When a wide outswinger from Trent Johnston tempted Hiral Patel to drive and edge to slip, it was the fifth time Ireland had taken a wicket in the first over in their eight games here. Ireland's pace pair has been a key element in their seven-match winning streak and so it was in this game. Johnston was given the Man of the Match accolade for his 2 for 9 from four overs.
"The more games we play, the better I'm getting," he said. "I didn't get a lot of wickets early on in the tournament but I like bowling here. It reminds me of Australian type pitches as there's a bit in it early on. As a bowler you know there's always something there if you're prepared to bend your back."
Canada opted to bat after winning the toss but only Ruvindu Gunasekera bedded down in the face of Johnston and Boyd Rankin's probing. Max Sorensen took a pasting in his first over, going for three boundaries, but redeemed himself on his return with a wicket maiden as the Canada captain Rizwan Cheema tried to clip him over mid-on. Sorensen, who was born in South Africa, took 3 for 7 off his last three overs, after a mixed start to the tournament.
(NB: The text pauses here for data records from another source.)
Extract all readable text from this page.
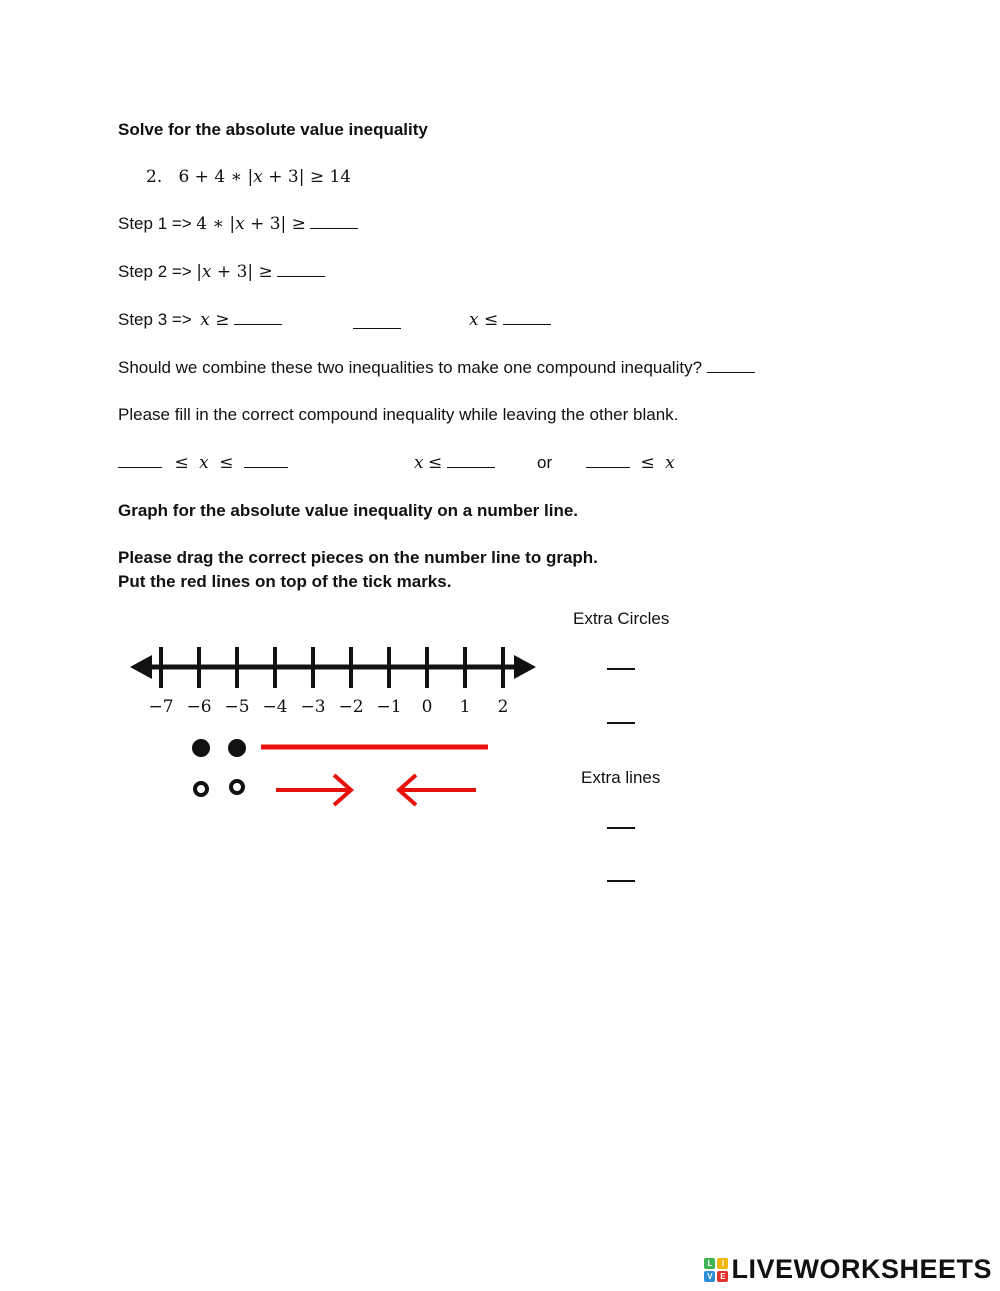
Solve for the absolute value inequality
2. 6 + 4 ∗ |x + 3| ≥ 14
Step 1 => 4 ∗ |x + 3| ≥
Step 2 => |x + 3| ≥
Step 3 => x ≥	x ≤
Should we combine these two inequalities to make one compound inequality?
Please fill in the correct compound inequality while leaving the other blank.
≤ x ≤	x ≤	or	≤ x
Graph for the absolute value inequality on a number line.
Please drag the correct pieces on the number line to graph.
Put the red lines on top of the tick marks.
−7 −6 −5 −4 −3 −2 −1 0 1 2
Extra Circles
Extra lines
L	I
V E LIVEWORKSHEETS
"Max's problem at the moment is he's probably trying too hard," Johnston said. "When he gets in and relaxes he bowls his areas and today he picked up three wickets. I'm rooming with him at the moment and we talk a lot of cricket and he wants to learn, which is great. It looks good for Irish cricket that you've got guys like him coming through."
Ireland's fielders ensured there were ten boundary-free overs in the middle of the innings, while George Dockrell also enjoyed success for his best figures of the tournament. William Porterfield, the captain, has used his spinners at the death, and they both bowled economically here. Canada's only other batting success was Tyson Gordon, a half-brother to West Indies A player Andre Creary. Gordon hit three boundaries as he marshalled the tail towards three figures, which arrived with just three balls left in the innings. "Our batsmen didn't apply themselves well," Cheema said afterwards, "a hundred on this wicket is nothing."
Ireland's target was quickly reduced in the first over as Paul Stirling teed off. The Middlesex man started the tournament slowly but had made 46 and 35 in his last two knocks. There was no doubt about him reaching his fifty here, which he did in 21 balls. It was the fastest fifty scored for Ireland in any form of the game - breaking his opening partner Porterfield's record of 23 set against Kenya eight days ago.
Porterfield helped himself at the other end, as the pair hit 20 deliveries over the ropes in less than ten savage overs. It was the highest partnership for any wicket for Ireland in T20 cricket, and their second century stand, with Johnston putting Stirling's display down to a talk from coach Phil Simmons.
"That's exactly what we wanted from Paul from day one," Johnston said. "He had a chat with Simmo last night which gave him that confidence to go out there and do that. That's his job up front - to hit the ball out of the stadium. I hope he can continue doing it 'til Saturday night."
Porterfield agreed: "Stirlo hit 15 off the first over with pretty clean hitting and that put them right on the back foot. Proper shots are crucial in this form of the game, and you can't get carried away. It's a tricky form of the game, one ball clears long off and the next ball he's caught at mid off, that's just the way Paul plays."
Stirling's Middlesex team-mate Tim Murtagh arrived in the emirate on Wednesday night and has been officially drafted into the Ireland squad as a replacement for the injured Alex Cusack, who failed a fitness test on a hamstring injury. Johnston's knee was on ice after the game as he complained of soreness and the unrelenting ICC schedule which could see Ireland play 11 games in 12 days.
Cheema was upbeat, even after Canada's defeat. "We have a young team and we can take lots of positives from the tournament," he said. "A lot of the youngsters came up with good performances." Canada will now play Scotland for fifth place.